Maybe there will be some pleasant surprises and some of the young pitchers will put it all together and my fears will not be realized, but I have a hard time believing that the Yanks can get under the 189 mil in 2014 and have the old guys around and Tex's fading numbers and ARod giving us all he has left. 2014 is as close to rebuilding as the Yanks have been able to do, in the win now era of Steinbrenner ownership.

That said, it will be interesting when the 2015 hot stove opens and the Yanks come out with both checkbooks blazing.

12 Chris   ~  Dec 14, 2012 1:19 pm

[9] So when he came to the Yankees he just somehow magically played far better than he's capable of now? And that's a better explanation than getting out of loser-town with the Ms gave him a reason to play hard again?

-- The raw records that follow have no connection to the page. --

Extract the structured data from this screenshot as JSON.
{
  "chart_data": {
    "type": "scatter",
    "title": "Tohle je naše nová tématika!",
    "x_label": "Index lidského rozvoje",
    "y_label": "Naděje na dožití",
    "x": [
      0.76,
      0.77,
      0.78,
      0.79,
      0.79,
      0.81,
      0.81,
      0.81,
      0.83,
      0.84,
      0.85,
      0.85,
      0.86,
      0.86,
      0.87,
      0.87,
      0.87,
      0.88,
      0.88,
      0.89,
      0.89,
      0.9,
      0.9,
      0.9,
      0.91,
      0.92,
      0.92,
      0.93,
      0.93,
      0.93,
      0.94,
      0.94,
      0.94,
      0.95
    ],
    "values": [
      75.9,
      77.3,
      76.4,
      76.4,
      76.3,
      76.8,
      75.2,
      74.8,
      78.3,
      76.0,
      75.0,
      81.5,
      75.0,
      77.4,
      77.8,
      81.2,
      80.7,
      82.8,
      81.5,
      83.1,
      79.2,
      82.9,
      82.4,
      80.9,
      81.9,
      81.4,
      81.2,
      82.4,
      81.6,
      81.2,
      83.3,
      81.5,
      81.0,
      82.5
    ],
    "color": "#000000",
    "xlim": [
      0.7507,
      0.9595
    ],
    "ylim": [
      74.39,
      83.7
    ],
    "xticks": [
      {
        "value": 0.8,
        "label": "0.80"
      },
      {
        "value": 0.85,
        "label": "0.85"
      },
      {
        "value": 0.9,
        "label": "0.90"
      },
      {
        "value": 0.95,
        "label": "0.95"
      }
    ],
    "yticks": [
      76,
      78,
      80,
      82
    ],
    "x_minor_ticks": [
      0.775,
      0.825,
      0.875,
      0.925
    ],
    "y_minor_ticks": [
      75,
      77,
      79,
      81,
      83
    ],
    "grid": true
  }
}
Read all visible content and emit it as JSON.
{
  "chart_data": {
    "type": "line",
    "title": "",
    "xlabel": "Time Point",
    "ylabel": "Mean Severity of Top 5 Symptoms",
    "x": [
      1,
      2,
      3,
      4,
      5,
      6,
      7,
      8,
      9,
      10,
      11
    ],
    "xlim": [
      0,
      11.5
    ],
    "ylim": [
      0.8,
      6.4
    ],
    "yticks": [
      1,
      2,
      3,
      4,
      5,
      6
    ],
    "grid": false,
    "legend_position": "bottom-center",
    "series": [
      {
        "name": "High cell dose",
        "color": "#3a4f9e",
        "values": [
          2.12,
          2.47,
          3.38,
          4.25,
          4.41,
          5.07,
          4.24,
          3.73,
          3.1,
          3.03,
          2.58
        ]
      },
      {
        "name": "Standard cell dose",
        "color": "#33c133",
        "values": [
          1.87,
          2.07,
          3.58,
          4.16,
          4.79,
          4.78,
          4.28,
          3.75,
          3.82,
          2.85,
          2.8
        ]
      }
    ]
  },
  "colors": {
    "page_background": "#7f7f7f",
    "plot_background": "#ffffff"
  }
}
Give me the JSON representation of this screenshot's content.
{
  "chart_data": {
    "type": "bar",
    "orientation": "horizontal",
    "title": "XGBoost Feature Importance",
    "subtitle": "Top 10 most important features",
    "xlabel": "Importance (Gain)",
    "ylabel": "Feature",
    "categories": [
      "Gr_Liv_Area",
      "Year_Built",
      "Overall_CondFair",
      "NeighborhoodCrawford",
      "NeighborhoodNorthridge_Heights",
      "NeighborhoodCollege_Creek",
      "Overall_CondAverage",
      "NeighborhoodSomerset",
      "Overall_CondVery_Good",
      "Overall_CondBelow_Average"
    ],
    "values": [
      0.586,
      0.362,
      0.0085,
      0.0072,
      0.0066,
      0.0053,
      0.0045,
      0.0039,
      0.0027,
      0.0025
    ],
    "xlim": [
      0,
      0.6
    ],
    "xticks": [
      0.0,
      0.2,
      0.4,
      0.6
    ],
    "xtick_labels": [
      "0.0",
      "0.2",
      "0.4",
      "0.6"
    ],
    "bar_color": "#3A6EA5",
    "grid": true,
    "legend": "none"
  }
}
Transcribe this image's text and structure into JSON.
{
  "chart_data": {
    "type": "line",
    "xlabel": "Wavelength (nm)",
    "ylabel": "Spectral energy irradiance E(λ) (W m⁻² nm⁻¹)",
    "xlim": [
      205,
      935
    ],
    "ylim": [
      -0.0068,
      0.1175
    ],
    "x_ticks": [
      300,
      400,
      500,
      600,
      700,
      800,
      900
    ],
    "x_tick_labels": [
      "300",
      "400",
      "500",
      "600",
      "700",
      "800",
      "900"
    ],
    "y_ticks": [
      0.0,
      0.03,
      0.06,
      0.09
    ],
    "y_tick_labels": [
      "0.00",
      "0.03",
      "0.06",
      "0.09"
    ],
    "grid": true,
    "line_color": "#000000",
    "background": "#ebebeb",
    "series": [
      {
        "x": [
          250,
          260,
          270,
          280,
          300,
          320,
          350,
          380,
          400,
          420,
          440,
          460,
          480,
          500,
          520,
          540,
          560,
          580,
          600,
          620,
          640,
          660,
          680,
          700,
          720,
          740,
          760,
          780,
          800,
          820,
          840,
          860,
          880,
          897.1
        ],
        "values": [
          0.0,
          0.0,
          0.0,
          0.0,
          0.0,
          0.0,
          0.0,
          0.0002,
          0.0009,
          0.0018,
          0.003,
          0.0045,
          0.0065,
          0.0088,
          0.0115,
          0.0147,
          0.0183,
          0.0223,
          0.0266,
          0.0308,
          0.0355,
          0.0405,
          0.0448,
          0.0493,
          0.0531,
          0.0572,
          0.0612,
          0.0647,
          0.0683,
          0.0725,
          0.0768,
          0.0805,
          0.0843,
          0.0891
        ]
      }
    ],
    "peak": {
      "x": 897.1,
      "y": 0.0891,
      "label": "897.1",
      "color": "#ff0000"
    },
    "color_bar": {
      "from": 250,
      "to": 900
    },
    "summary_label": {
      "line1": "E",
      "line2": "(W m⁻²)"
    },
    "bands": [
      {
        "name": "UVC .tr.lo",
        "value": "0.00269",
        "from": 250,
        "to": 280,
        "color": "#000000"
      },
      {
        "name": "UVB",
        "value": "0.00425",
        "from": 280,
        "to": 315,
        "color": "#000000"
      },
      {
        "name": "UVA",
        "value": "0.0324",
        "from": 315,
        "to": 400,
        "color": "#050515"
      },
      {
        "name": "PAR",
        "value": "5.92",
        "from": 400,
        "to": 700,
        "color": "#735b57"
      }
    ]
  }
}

Still definitely a PR move.

13 Chyll Will   ~  Dec 14, 2012 2:49 pm

Ichiro and Jeter are outliers for old players (for whatever reason). I don't mind having them around for 2014 regardless of what they don't have; like Greg said it might be their last season. I'm more and more certain Alex retires well before his contract is through; his hips won't lie, let's just say.

And Brett has an important year coming up; if he can stay healthy and produce solid speed-guy numbers, I'd keep him a few years more, but if he gets injured again, they'll probably let him go and let someone else take that risk for better or for worse.

But honestly, I have no idea what they intend to do. They seem to be all over the map with their intentions and decisions; trading good talent they were impatient with for peaking players that decline almost immediately, all while trying to avoid a bigfoot tax that may not even be as bad as they think. $12 million for Youk and two years of Ichiro seems like they really don't have their isht together.

14 monkeypants   ~  Dec 14, 2012 8:23 pm

[12] Who knows why he played better. Maybe it was a 240 PA dead cat bounce. His OBP was still only .340, coming mostly from .322 BA. Plus his numbers were helped by 5 HRs. Can he maintain that kind of performance for 450 PA? At age 40? After a couple of pretty bad years in Seattle? I doubt it.

But whatever. As Chyll points out [13], there seems to be little plan at all.